1987 veröffentlichte Serke eine weitere Publikation, in der er sich mit Böhmen und Mähren auseinandersetze. Diesmal ging es aber um die deutschsprachigen Autoren. „Böhmische Dörfer. Wanderungen durch eine verlassene literarische Landschaft“ hieß das Buch, und Serke stellte darin 47 Autoren vor…

„Drei habe ich ausgelassen, sonst hätte ich 50 gehabt. Die drei waren Kafka, Werfel und Rilke, denn die kannte man bereits. Die 47 anderen waren aber unbekannt. Es war eine Wahnsinnsarbeit. Die meisten der Autoren waren tot, aber ich besuchte ihre Zeitgenossen – in aller Herrenländer. Denn diese deutschsprachigen Schriftsteller wurden ja erst einmal von den Nazis vertrieben und gingen oftmals ins westliche Ausland. Das ganze Projekt war an der Grenze meiner physischen Möglichkeiten. Eigentlich muss man dafür ein Literaturinstitut an seiner Seite haben. Aber ich habe das alles alleine gemacht.“

In der kommunistischen Tschechoslowakei sorgte Serkes Buch noch für einen Aufschrei. Nach der politischen Wende aber war dann der Wille da, den Titel auch auf Tschechisch zu publizieren. Doch bis es dazu kam, dauerte es noch einige Jahre.

„Irgendwann gab es einen winzigen Verlag in Prag, Triáda. Sie sagten, dass sie das Buch herausbringen wollen. Ich entgegnete, dass es schon so viele Versuche gab und ich das nicht glauben könne. Aber dann haben sie mich nach Prag eingeladen und mir den Verlag gezeigt. Er war drei mal vier Meter groß. Ich bin den Raum abgeschritten und habe gesagt: ‚Zwölf Quadratmeter – das könnte gut werden!‘“

Und es wurde gut. 2001 erschien das Buch, und ein Jahr darauf wurde die Publikation mit dem wichtigsten tschechischen Literaturpreis Magnesia Litera ausgezeichnet – der damals zum ersten Mal überhaupt vergeben wurde.

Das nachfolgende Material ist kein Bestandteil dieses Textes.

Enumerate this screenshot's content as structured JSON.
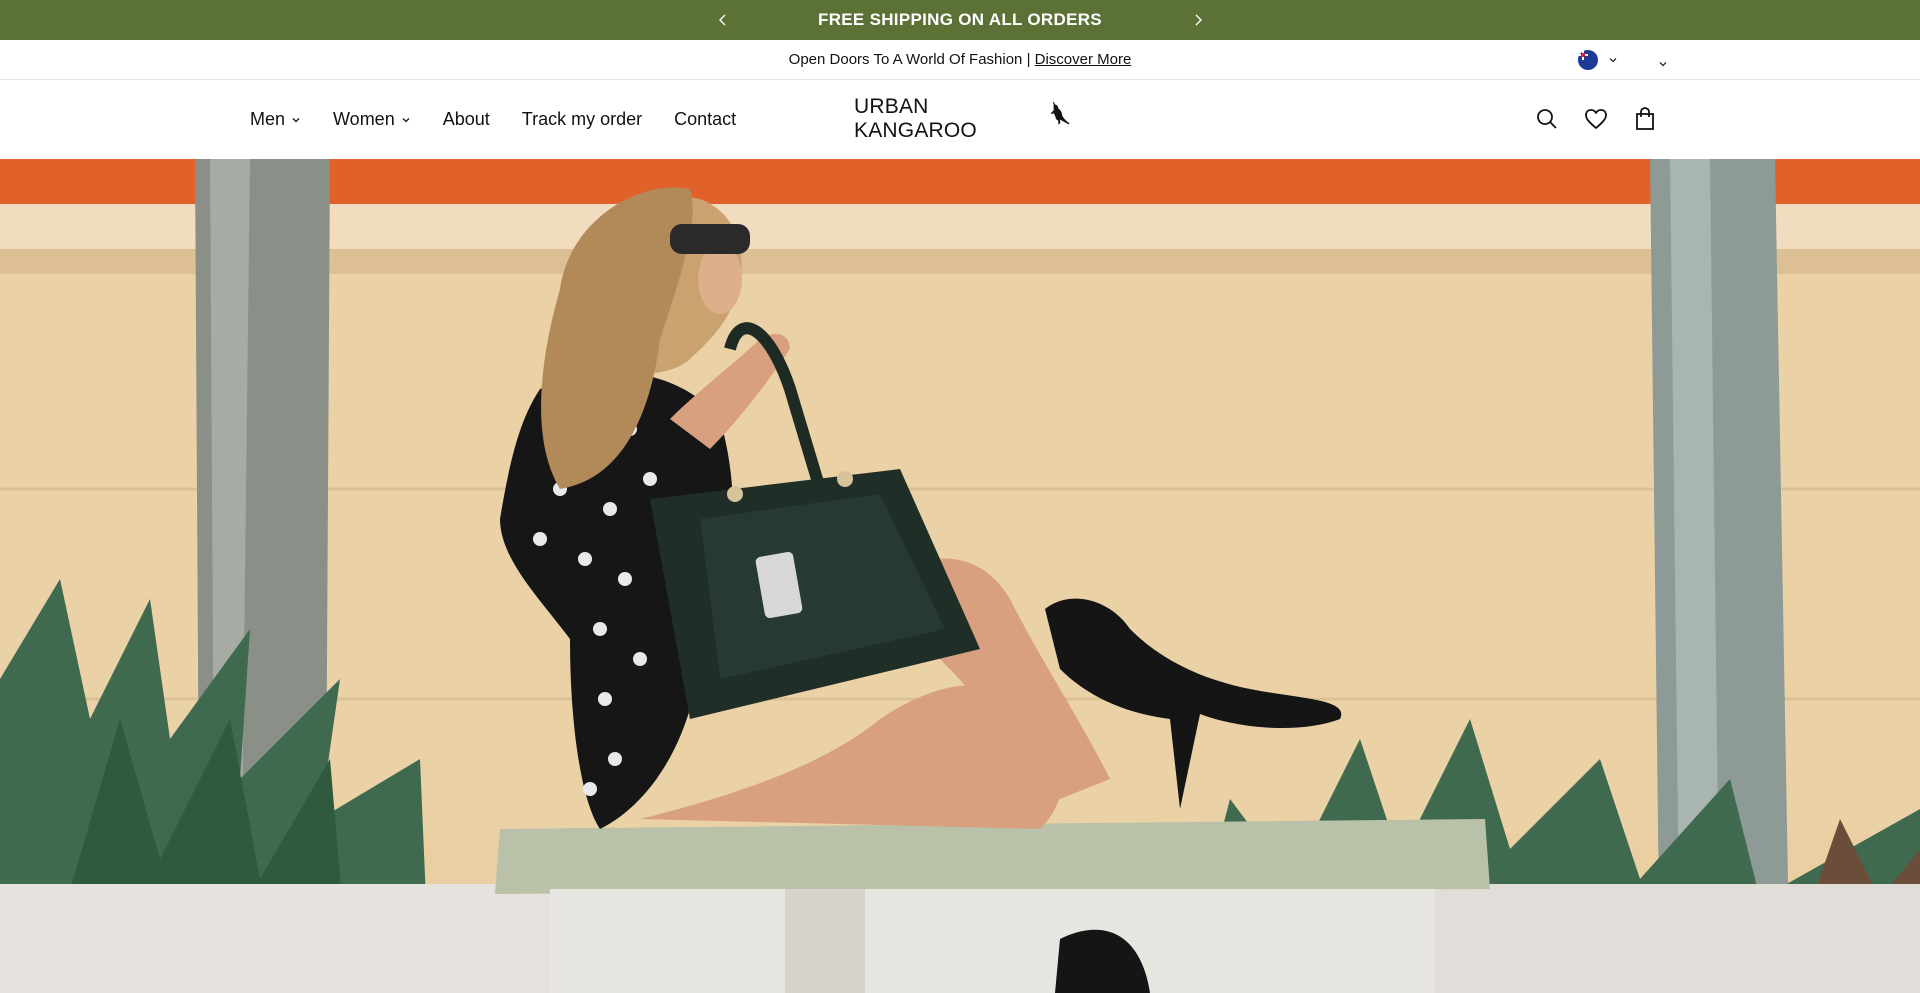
{
  "announcement": {
    "text": "FREE SHIPPING ON ALL ORDERS",
    "background": "#5b7136",
    "prev_icon": "chevron-left-icon",
    "next_icon": "chevron-right-icon"
  },
  "utility_bar": {
    "text": "Open Doors To A World Of Fashion | ",
    "link": "Discover More",
    "country_flag": "australia-flag-icon"
  },
  "nav": {
    "items": [
      {
        "label": "Men",
        "has_dropdown": true
      },
      {
        "label": "Women",
        "has_dropdown": true
      },
      {
        "label": "About",
        "has_dropdown": false
      },
      {
        "label": "Track my order",
        "has_dropdown": false
      },
      {
        "label": "Contact",
        "has_dropdown": false
      }
    ]
  },
  "logo": {
    "text": "URBAN KANGAROO",
    "icon": "kangaroo-logo-icon"
  },
  "header_icons": [
    "search-icon",
    "heart-icon",
    "shopping-bag-icon"
  ],
  "hero": {
    "image": "woman-with-black-handbag-photo"
  }
}
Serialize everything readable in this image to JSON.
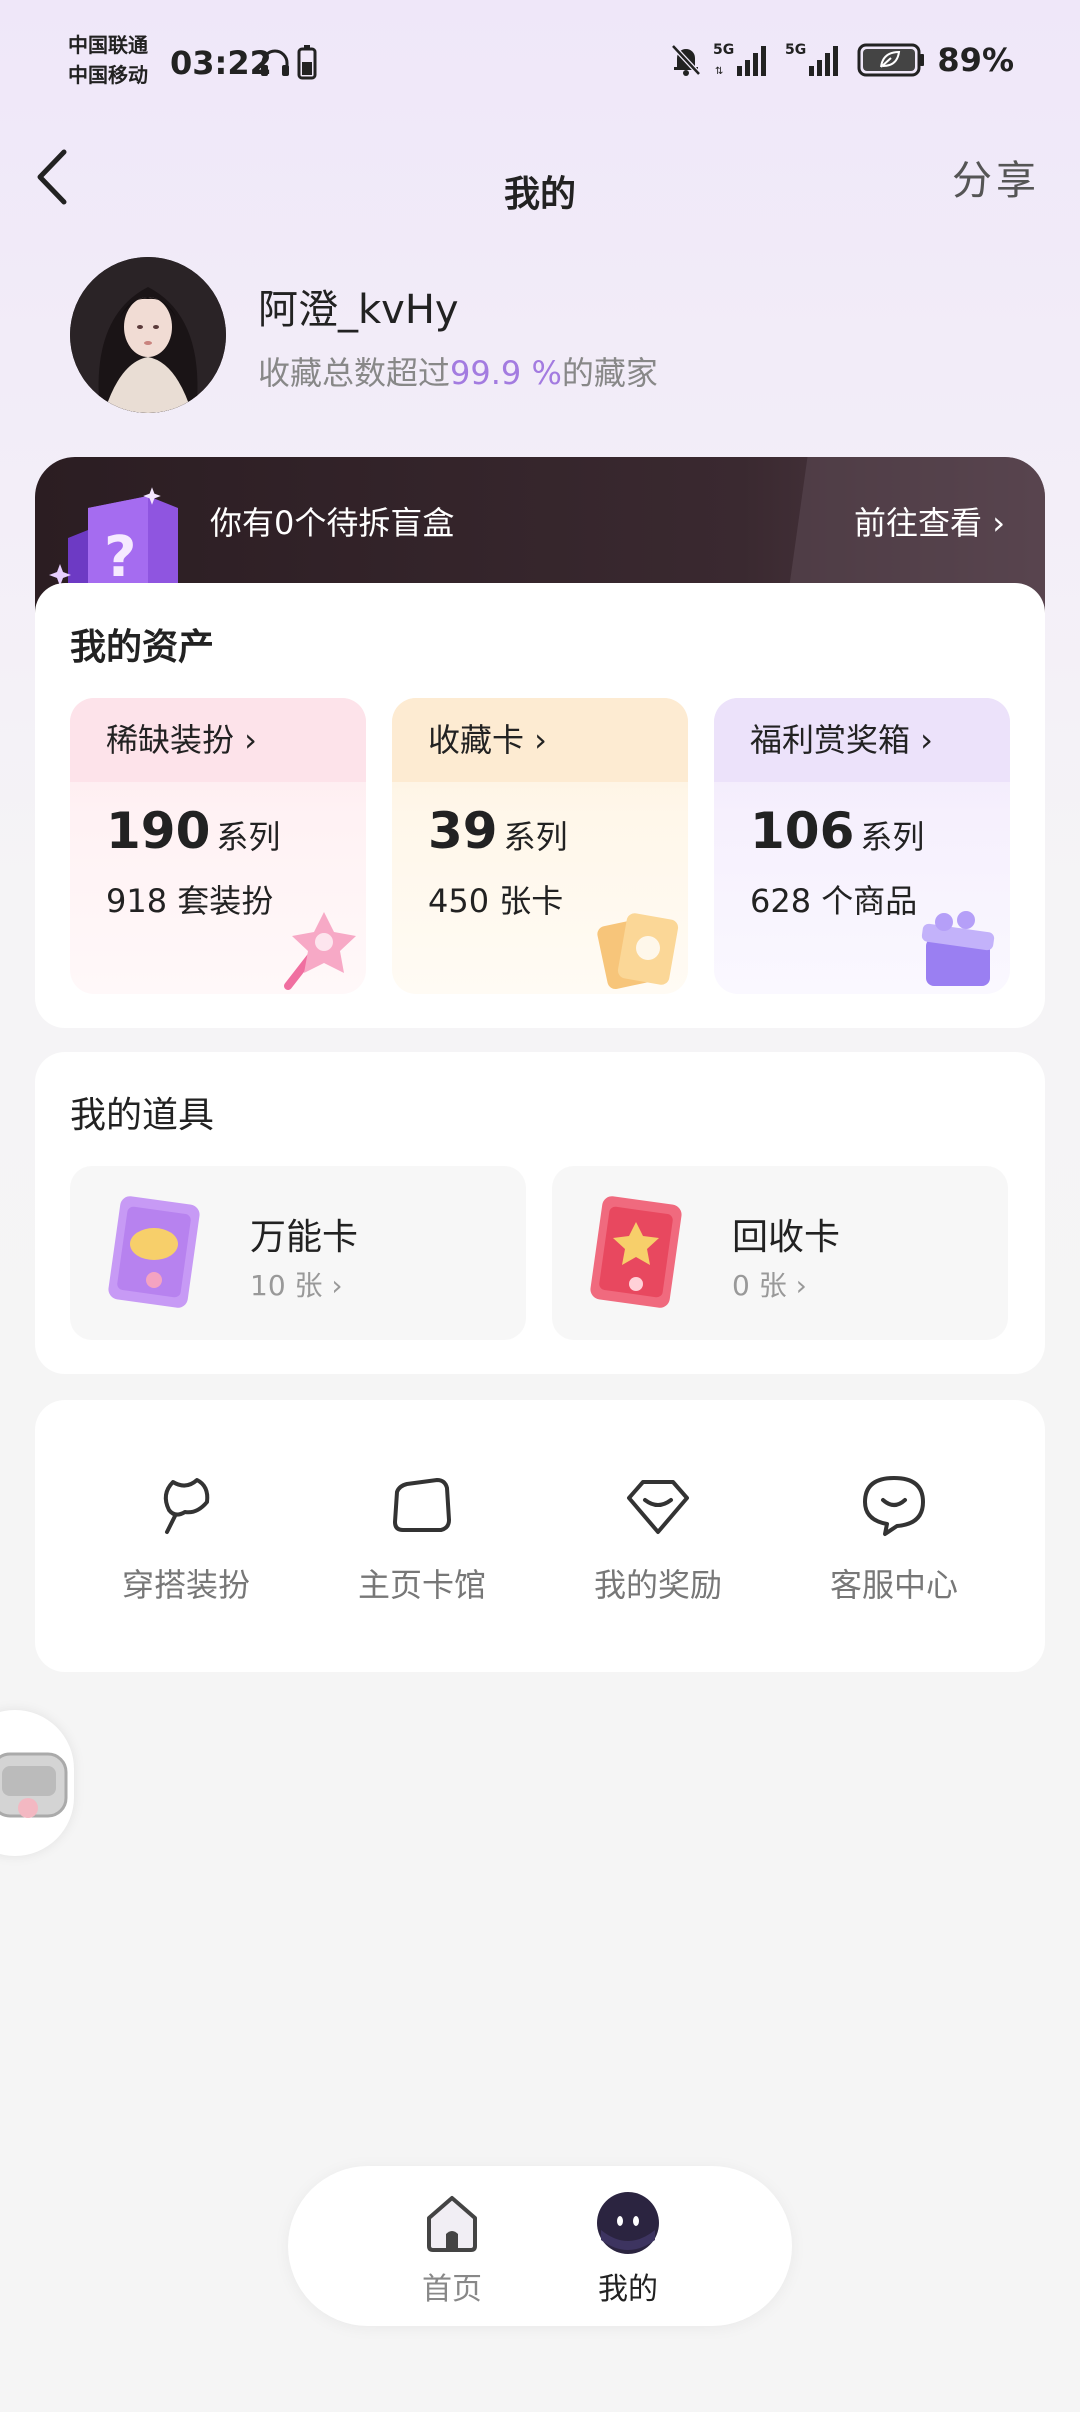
{
  "status_bar": {
    "carrier1": "中国联通",
    "carrier2": "中国移动",
    "time": "03:22",
    "battery": "89%",
    "icons": [
      "headphone-icon",
      "battery-small-icon",
      "mute-bell-icon",
      "signal-5g-icon",
      "signal-5g-icon",
      "battery-icon"
    ]
  },
  "header": {
    "title": "我的",
    "share": "分享",
    "back_icon": "chevron-left-icon"
  },
  "profile": {
    "username": "阿澄_kvHy",
    "collector_prefix": "收藏总数超过",
    "collector_percent": "99.9 %",
    "collector_suffix": "的藏家"
  },
  "blind_box": {
    "text": "你有0个待拆盲盒",
    "link": "前往查看 ›",
    "icon": "mystery-box-icon"
  },
  "assets": {
    "title": "我的资产",
    "tiles": [
      {
        "label": "稀缺装扮 ›",
        "count": "190",
        "unit": "系列",
        "sub": "918 套装扮",
        "icon": "star-wand-icon"
      },
      {
        "label": "收藏卡 ›",
        "count": "39",
        "unit": "系列",
        "sub": "450 张卡",
        "icon": "cards-icon"
      },
      {
        "label": "福利赏奖箱 ›",
        "count": "106",
        "unit": "系列",
        "sub": "628 个商品",
        "icon": "gift-box-icon"
      }
    ]
  },
  "props": {
    "title": "我的道具",
    "items": [
      {
        "name": "万能卡",
        "count": "10 张 ›",
        "icon": "universal-card-icon"
      },
      {
        "name": "回收卡",
        "count": "0 张 ›",
        "icon": "recycle-card-icon"
      }
    ]
  },
  "menu": {
    "items": [
      {
        "label": "穿搭装扮",
        "icon": "outfit-icon"
      },
      {
        "label": "主页卡馆",
        "icon": "card-hall-icon"
      },
      {
        "label": "我的奖励",
        "icon": "reward-icon"
      },
      {
        "label": "客服中心",
        "icon": "customer-service-icon"
      }
    ]
  },
  "bottom_nav": {
    "items": [
      {
        "label": "首页",
        "icon": "home-icon",
        "active": false
      },
      {
        "label": "我的",
        "icon": "profile-face-icon",
        "active": true
      }
    ]
  },
  "colors": {
    "accent_purple": "#a37be0",
    "banner_dark": "#2b1d22"
  }
}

Für seine Verdienste wurde der Schriftsteller 2012 mit dem Kunstpreis zur deutsch-tschechischen Verständigung ausgezeichnet. 2017 erhielt er den Preis Gratias agit vom tschechischen Außenministerium.

Jürgen Serke starb am vergangenen Samstag – wenige Tage vor seinem 86. Geburtstag.